Hence I picked Node.js for my server component. Originally I started out just writing it in raw Node but I pretty quickly moved to using Express.

This was a big eye opener for me. Just purely how basic this was on the server side making me understand how much Rails really abstracts away and how much you can do when you even do things like setting up listening on a port as part of your code. For someone who has done a lot of network programming on the socket level this was amazing.

Also things like learning a templating language with Jade which was very different from something like ERB which we used with Rails where I could just not really learn a templating language but rather just use HTML. It actually gave me a new perspective on how HTML is supposed to be a structured document and then it is up to everything else to style it to look good. I had heard and thought I understood the term "semantic markup" before this but after using this I really got it.

It was also the first time I really got to do more complex JavaScript things with JQuery as I decided that the Web client also needed to be great to better show off the value of my idea and what was possible.

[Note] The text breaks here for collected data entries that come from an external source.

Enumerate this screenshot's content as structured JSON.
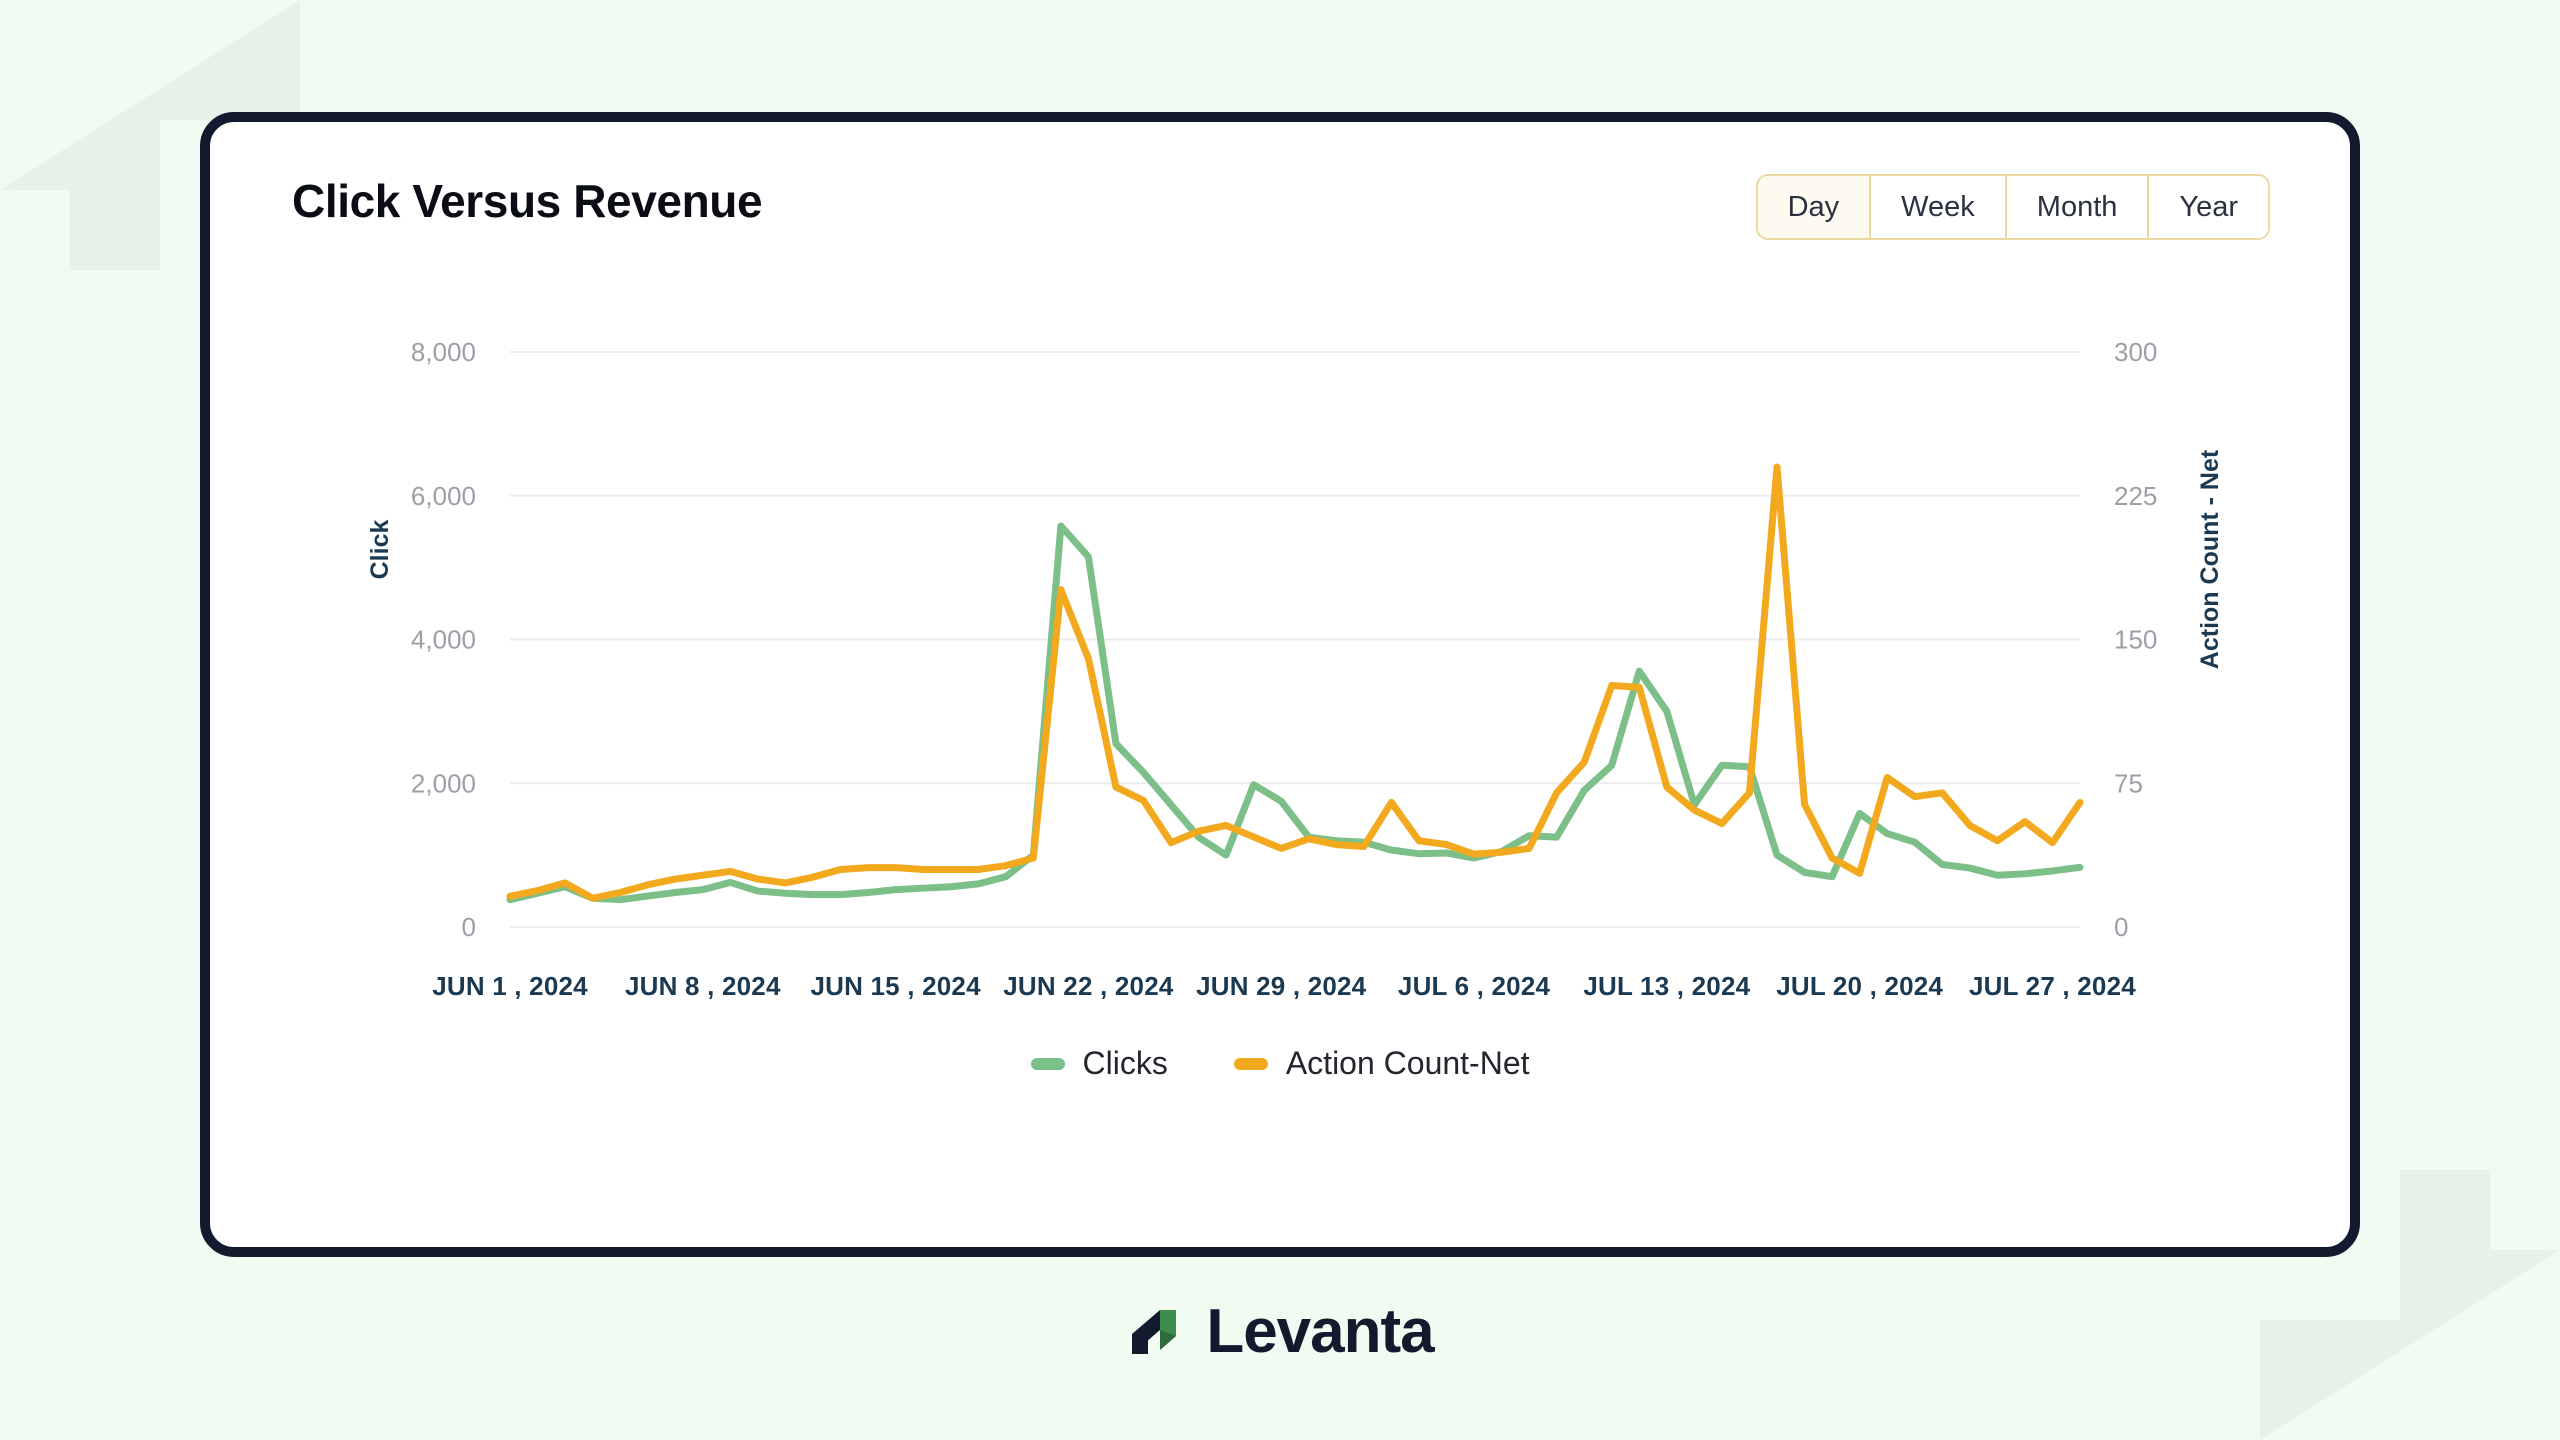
{
  "page": {
    "background_color": "#F1FBF2",
    "card_border_color": "#121A2E"
  },
  "header": {
    "title": "Click Versus Revenue"
  },
  "range_selector": {
    "selected": "Day",
    "options": [
      {
        "label": "Day",
        "selected": true
      },
      {
        "label": "Week",
        "selected": false
      },
      {
        "label": "Month",
        "selected": false
      },
      {
        "label": "Year",
        "selected": false
      }
    ]
  },
  "legend": {
    "items": [
      {
        "label": "Clicks",
        "color": "#7CBF88"
      },
      {
        "label": "Action Count-Net",
        "color": "#F2A91E"
      }
    ]
  },
  "brand": {
    "name": "Levanta",
    "mark_dark": "#121A2E",
    "mark_green": "#3E8C4E"
  },
  "chart_data": {
    "type": "line",
    "title": "Click Versus Revenue",
    "xlabel": "",
    "ylabel": "Click",
    "y2label": "Action Count - Net",
    "ylim": [
      0,
      8000
    ],
    "y2lim": [
      0,
      300
    ],
    "yticks": [
      "0",
      "2,000",
      "4,000",
      "6,000",
      "8,000"
    ],
    "ytick_values": [
      0,
      2000,
      4000,
      6000,
      8000
    ],
    "y2ticks": [
      "0",
      "75",
      "150",
      "225",
      "300"
    ],
    "y2tick_values": [
      0,
      75,
      150,
      225,
      300
    ],
    "grid": true,
    "legend_position": "bottom-center",
    "xtick_labels": [
      "JUN 1 , 2024",
      "JUN 8 , 2024",
      "JUN 15 , 2024",
      "JUN 22 , 2024",
      "JUN 29 , 2024",
      "JUL 6 , 2024",
      "JUL 13 , 2024",
      "JUL 20 , 2024",
      "JUL 27 , 2024"
    ],
    "xtick_indices": [
      0,
      7,
      14,
      21,
      28,
      35,
      42,
      49,
      56
    ],
    "x": [
      "JUN 1, 2024",
      "JUN 2, 2024",
      "JUN 3, 2024",
      "JUN 4, 2024",
      "JUN 5, 2024",
      "JUN 6, 2024",
      "JUN 7, 2024",
      "JUN 8, 2024",
      "JUN 9, 2024",
      "JUN 10, 2024",
      "JUN 11, 2024",
      "JUN 12, 2024",
      "JUN 13, 2024",
      "JUN 14, 2024",
      "JUN 15, 2024",
      "JUN 16, 2024",
      "JUN 17, 2024",
      "JUN 18, 2024",
      "JUN 19, 2024",
      "JUN 20, 2024",
      "JUN 21, 2024",
      "JUN 22, 2024",
      "JUN 23, 2024",
      "JUN 24, 2024",
      "JUN 25, 2024",
      "JUN 26, 2024",
      "JUN 27, 2024",
      "JUN 28, 2024",
      "JUN 29, 2024",
      "JUN 30, 2024",
      "JUL 1, 2024",
      "JUL 2, 2024",
      "JUL 3, 2024",
      "JUL 4, 2024",
      "JUL 5, 2024",
      "JUL 6, 2024",
      "JUL 7, 2024",
      "JUL 8, 2024",
      "JUL 9, 2024",
      "JUL 10, 2024",
      "JUL 11, 2024",
      "JUL 12, 2024",
      "JUL 13, 2024",
      "JUL 14, 2024",
      "JUL 15, 2024",
      "JUL 16, 2024",
      "JUL 17, 2024",
      "JUL 18, 2024",
      "JUL 19, 2024",
      "JUL 20, 2024",
      "JUL 21, 2024",
      "JUL 22, 2024",
      "JUL 23, 2024",
      "JUL 24, 2024",
      "JUL 25, 2024",
      "JUL 26, 2024",
      "JUL 27, 2024",
      "JUL 28, 2024"
    ],
    "series": [
      {
        "name": "Clicks",
        "color": "#7CBF88",
        "axis": "left",
        "values": [
          380,
          470,
          560,
          400,
          380,
          430,
          480,
          520,
          620,
          500,
          470,
          450,
          450,
          480,
          520,
          540,
          560,
          600,
          700,
          1000,
          5580,
          5150,
          2550,
          2150,
          1700,
          1250,
          1000,
          1980,
          1750,
          1250,
          1200,
          1180,
          1070,
          1020,
          1030,
          960,
          1050,
          1270,
          1250,
          1900,
          2250,
          3560,
          3000,
          1700,
          2250,
          2230,
          1000,
          760,
          700,
          1580,
          1300,
          1180,
          870,
          820,
          720,
          740,
          780,
          830
        ]
      },
      {
        "name": "Action Count-Net",
        "color": "#F2A91E",
        "axis": "right",
        "values": [
          16,
          19,
          23,
          15,
          18,
          22,
          25,
          27,
          29,
          25,
          23,
          26,
          30,
          31,
          31,
          30,
          30,
          30,
          32,
          36,
          176,
          140,
          73,
          66,
          44,
          50,
          53,
          47,
          41,
          46,
          43,
          42,
          65,
          45,
          43,
          38,
          39,
          41,
          70,
          86,
          126,
          125,
          73,
          61,
          54,
          70,
          240,
          64,
          36,
          28,
          78,
          68,
          70,
          53,
          45,
          55,
          44,
          65
        ]
      }
    ]
  }
}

It was also around this time I started tinkering with the design of my personal site more and through that I came upon things like Bootstrap and started more understanding various tools to make writing CSS easier like SASS. I had for a few years prior to this been running my website on static site generators like Jekyll or Octopress etc (I've gone through quite a few by now), and this had helped with me feeling like I could actually do something about changing up styles in a way I never felt like I could when it was running on something big and complex like WordPress.

I also wrote more and more JavaScript running in the browser because of that I felt like I finally had a grasp on modern JavaScript again because of my work with server side JavaScript using Node.

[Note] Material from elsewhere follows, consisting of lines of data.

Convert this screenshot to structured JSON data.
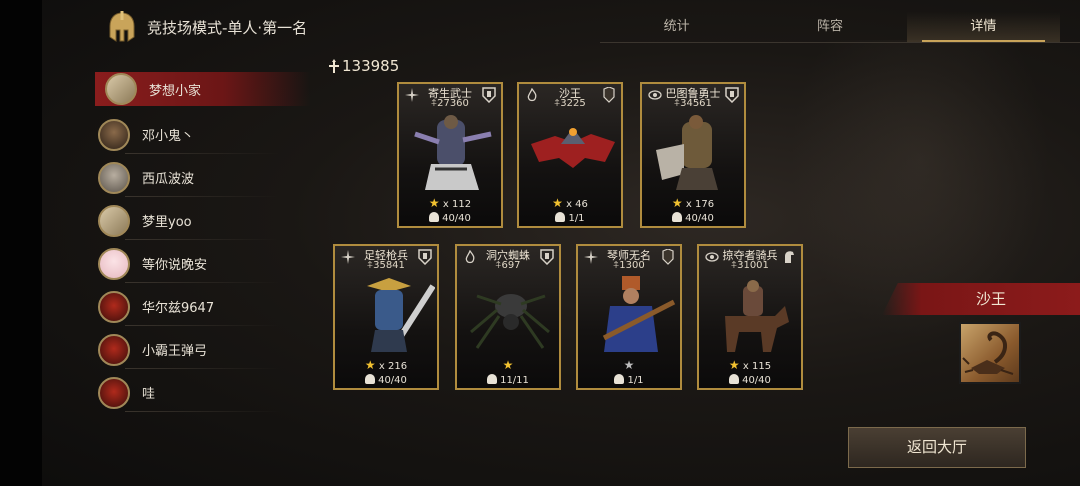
{
  "header": {
    "title": "竞技场模式-单人·第一名",
    "tabs": [
      {
        "label": "统计",
        "active": false
      },
      {
        "label": "阵容",
        "active": false
      },
      {
        "label": "详情",
        "active": true
      }
    ]
  },
  "players": [
    {
      "name": "梦想小家",
      "selected": true
    },
    {
      "name": "邓小鬼丶",
      "selected": false
    },
    {
      "name": "西瓜波波",
      "selected": false
    },
    {
      "name": "梦里yoo",
      "selected": false
    },
    {
      "name": "等你说晚安",
      "selected": false
    },
    {
      "name": "华尔兹9647",
      "selected": false
    },
    {
      "name": "小霸王弹弓",
      "selected": false
    },
    {
      "name": "哇",
      "selected": false
    }
  ],
  "total_power": "133985",
  "units": [
    {
      "name": "寄生武士",
      "power": "27360",
      "stars": "x 112",
      "troops": "40/40",
      "class_icon": "compass-icon",
      "tier_icon": "shield-icon"
    },
    {
      "name": "沙王",
      "power": "3225",
      "stars": "x 46",
      "troops": "1/1",
      "class_icon": "flame-icon",
      "tier_icon": "crest-icon"
    },
    {
      "name": "巴图鲁勇士",
      "power": "34561",
      "stars": "x 176",
      "troops": "40/40",
      "class_icon": "eye-icon",
      "tier_icon": "shield-icon"
    },
    {
      "name": "足轻枪兵",
      "power": "35841",
      "stars": "x 216",
      "troops": "40/40",
      "class_icon": "compass-icon",
      "tier_icon": "shield-icon"
    },
    {
      "name": "洞穴蜘蛛",
      "power": "697",
      "stars": "",
      "troops": "11/11",
      "class_icon": "flame-icon",
      "tier_icon": "shield-icon"
    },
    {
      "name": "琴师无名",
      "power": "1300",
      "stars": "",
      "troops": "1/1",
      "class_icon": "compass-icon",
      "tier_icon": "crest-icon"
    },
    {
      "name": "掠夺者骑兵",
      "power": "31001",
      "stars": "x 115",
      "troops": "40/40",
      "class_icon": "eye-icon",
      "tier_icon": "horse-icon"
    }
  ],
  "selected_unit": {
    "name": "沙王"
  },
  "return_button": "返回大厅",
  "colors": {
    "accent_gold": "#b08c3e",
    "selected_red": "#8a1d1d",
    "star_gold": "#f2c230"
  }
}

During 2014 I even started exploring JavaScript frameworks like Ember and Angular. I have yet to build anything that has actually shipped with either but I think that when the time comes for me to build something where a lot of JavaScript would be necessary I would definitely want to try actually shipping an app using Ember.

I've also done things like experiment with new JavaScript technologies like WebGL, WebSockets etc and it is very interesting to see the technologies that I know from years of use in native code are now coming to the web as well and that all my experience of tuning things for performance on the computers from yesteryear are now really valuable again when trying to get things fast in JavaScript with the overhead that running in a browser brings.

All this said writing native code is still my first love, and I do not think that the need for that is going away anytime soon. I do think that the future is connectivity and integration as no device is an island any more and being able to interoperate seems to be key for the software of tomorrow.

That said I think that you also cannot have a poor web experience for a solution. There are things a native application can do better than a web application and there are things a web application can do better than a native application, so I think that the important thing is to recognize what the strengths of each platform are and play to those. The recipe for a slam dunk seems to be to tie in native apps and web apps into your solution in the best way possible.

So, after that rant then where does this leave us? Do I "love the web" as the title states?

The answer is... it's complicated. I don't really "love" the web but it feels like another tool in my tool belt now; something that I can do and something that I can be excited about doing instead of something I am forced to do.

So, basically, in my own pragmatic way I guess that means "yes".